Finishing Drywall for Beginners
Loryn: For the past few weeks, I’ve been working on fixing the plaster in my upstairs hallway. You can see more about the project in my previous post. In the past three years, since I started remodeling my house, I’ve gone from a complete beginner at finishing drywall and skimcoating old plaster walls to being pretty proficient. I’ve been w I made a lot of mistakes, and here are a few to avoid!
- To place paper tape: The trick to applying paper tape without any bubbling is to lay a fairly thick bed of mud under the tape. Then, place the tape and run your knife along it, pressing the tape very firmly into the mud. You’ll remove most of the mud when you do this.
- Keep your knife at a very sharp angle most of the time when you’re working.
- When putting topcoats on your seams, it’s much better to use too little mud than too much. You can always put more on, but it’s a pain in the neck to sand away too much.
- After your first top coat, put on just enough to fill in the dips and voids of the first coat. To get a smooth finish, pull very firmly on the surface, with your knife at the sharp angle.
- Don’t keep working and working the mud, you’ll just make it even worse and increase the chance that you’ll get some debris in it. It’s better to fill in on the next coat than to botch a passable coat.
- If you have a wide area that you can’t get smooth, leave narrow ridges, like that pictured above, between knife passes. These are really easy to knock down when dry—just run your knife over them.
- Expect the process to take more than two topping coats while you’re learning. Continue to fill in small dips until you have the surface fairly flat, and don’t worry about the number of coats you’re putting on. This isn’t the type of job you’ll finish in one day. Instead, work a little bit over several days.

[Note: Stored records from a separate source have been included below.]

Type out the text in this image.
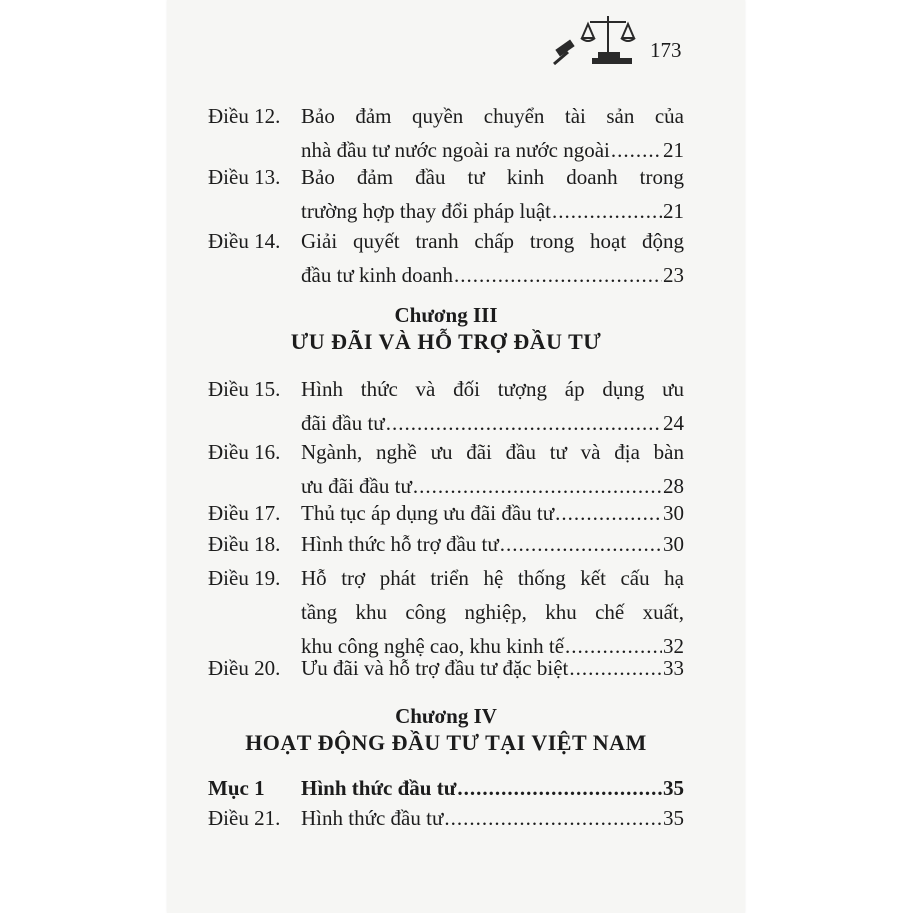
173
Điều 12. Bảo đảm quyền chuyển tài sản của
nhà đầu tư nước ngoài ra nước ngoài .....	21
Điều 13. Bảo đảm đầu tư kinh doanh trong
trường hợp thay đổi pháp luật .....	21
Điều 14. Giải quyết tranh chấp trong hoạt động
đầu tư kinh doanh .....	23
Chương III
ƯU ĐÃI VÀ HỖ TRỢ ĐẦU TƯ
Điều 15. Hình thức và đối tượng áp dụng ưu
đãi đầu tư .....	24
Điều 16. Ngành, nghề ưu đãi đầu tư và địa bàn
ưu đãi đầu tư .....	28
Điều 17. Thủ tục áp dụng ưu đãi đầu tư .....	30
Điều 18. Hình thức hỗ trợ đầu tư .....	30
Điều 19. Hỗ trợ phát triển hệ thống kết cấu hạ
tầng khu công nghiệp, khu chế xuất,
khu công nghệ cao, khu kinh tế .....	32
Điều 20. Ưu đãi và hỗ trợ đầu tư đặc biệt .....	33
Chương IV
HOẠT ĐỘNG ĐẦU TƯ TẠI VIỆT NAM
Mục 1 Hình thức đầu tư .....	35
Điều 21. Hình thức đầu tư .....	35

- If you have bubbles in your drywall, mixing can help. The best way to do this is to mix it with a half inch drill and a mixing paddle, if you have them handy or can borrow them. This can get messy, so do it somewhere like an old back porch. A pro recommended that I mix a little dish soap in, too. I don’t know if it is the mixing or the soap or both, but I have far fewer bubbles now! And speaking of pros:
- If you have any chance to watch pros at work, take it. I learned more from watching a pro for twenty minutes than I did from many hours of website searching. If you know one who will demonstrate technique for you, all the better!
- Use specialty cornerbead to help you get good corners. Bead for outside corners is an absolute must for beginners, as it will make your corners look perfect. If you are doing cathedral ceiling, buy special tape for odd angles. I use Strait-Flex tape. It’s pricey, but worth it, as even experienced finishers can have trouble with odd-angled corners. It’s also great for 90 degree inside corners with wide gaps (great if you, like me, are not very good at drywall hanging).
- Finally, the very best way for a beginner to get good results is to use flat paint. Really! In old houses, with unsquare corners, rough plasterwork, and layers of wallpaper, flat paint is a necessity. It absorbs light instead of bouncing off every dip and flaw. It is not washable like satin or semi-gloss (though it is more washable than people think), but it more than makes it for that in touch-up-ability. You can touch up small areas of flat paint without leaving any sign of the touch up. Just use a mini roller, and you’re done in no time flat.